Dictionnaire des proverbes (Quitard)/baise-main

baise-main. — À belles baise-mains.

On dit faire une chose, recevoir une grâce à belles baise-mains, pour signifier avec soumission et reconnaissance. Baise-mains n’est féminin que dans cette expression adverbiale, venue de la coutume de rendre hommage à une personne, soit en lui baisant la main, soit en se baisant la main.

Cette coutume, très ancienne et presque universellement répandue, a été également partagée entre la religion et la société. Dans l’antiquité la plus reculée, on saluait le soleil, la lune et les étoiles en portant la main à la bouche. Job assure qu’il n’a point donné dans cette superstition : Si vidi solem cùm fulgeret aut lunam incedentem clarè, et osculatus sum manum meam ore meo.

On lit dans l’Écriture : « Je me suis réservé, dit le Seigneur, sept mille hommes qui n’ont point fléchi les genoux devant Baal, et qui ne l’ont point adoré en baisant la main. »

Salomon rapporte que les flatteurs et les suppliants de son temps ne cessaient point de baiser les mains de leurs patrons jusqu’à ce qu’ils en eussent obtenu les faveurs qu’ils désiraient. Priam baisait les mains d’Achille, teintes du sang de son fils Hector, pour le conjurer de lui rendre le corps de ce malheureux fils.

Les Romains adoraient les dieux en portant la main droite à la bouche : In adorando, dit Pline, dexteram ad osculum referimus. Ils fesaient de même, dans les premiers temps de la république, pour témoigner leur respect ; mais ce n’étaient que des subalternes qui agissaient ainsi à l’égard des supérieurs ; les personnes libres se donnaient simplement la main ou s’embrassaient. L’amour de la liberté alla si loin, dans la suite, que les soldats mêmes ne rendaient pas volontiers ce devoir à leurs généraux, et l’on regarda comme quelque chose d’extraordinaire la démarche des soldats de l’armée de Caton, qui allèrent tous lui baiser la main, lorsqu’il fut obligé de quitter le commandement. Plus tard, ils devinrent moins délicats : la grande considération dont jouirent les tribuns, les consuls et les dictateurs, porta les particuliers à vivre avec eux d’une manière plus respectueuse ; au lieu de les embrasser comme auparavant, ils étaient trop heureux de leur baiser la main, et c’est ce qu’ils appelaient accedere ad manum. Sous les empereurs, cette conduite devint un devoir essentiel, même pour les grands dignitaires, car les courtisans d’un rang inférieur devaient se contenter d’adorer la pourpre, ce qu’ils faisaient en se mettant à genoux pour toucher la robe impériale avec la main droite qu’ils portaient ensuite à leur bouche ; mais cet honneur devint avec le temps le partage exclusif des consuls et des premiers officiers de l’état. Il ne fut permis aux autres de saluer l’empereur que de loin, en portant la main à la bouche de la même manière que dans l’adoration des dieux. Dioclétien fut le premier qui se fit baiser les pieds.

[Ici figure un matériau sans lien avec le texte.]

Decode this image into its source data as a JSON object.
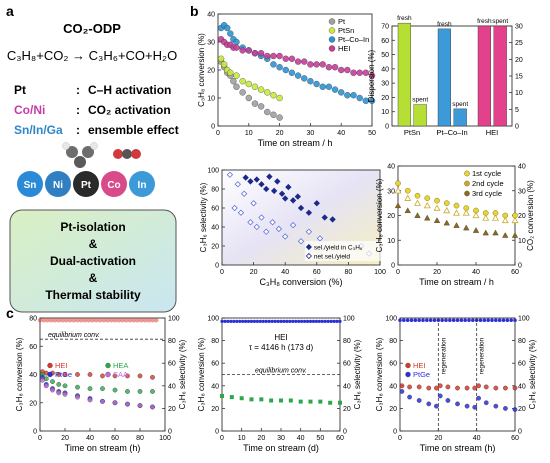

Fernand Cortez trouva l’usage des baise-mains établi au Mexique, où plus de mille seigneurs vinrent le saluer, en touchant la terre avec leurs mains qu’ils portaient ensuite à la bouche.

En France, les courtisans étaient admis à l’honneur de baiser la main du roi, les vassaux baisaient celle de leur suzerain, et les fidèles baisaient celle du prêtre, lorsqu’ils allaient à l’offrande, ce qui a fait désigner l’offrande par le nom de baise-main. Cette dernière pratique a été remplacée par le baisement de la patène ; les deux autres n’existent plus. On regarde aujourd’hui comme une trop grande familiarité ou comme une trop grande bassesse de baiser la main de ceux avec qui on est en société. Aussi Je vous baise les mains, qui était autrefois une expression de civilité, n’est plus qu’une formule ironique.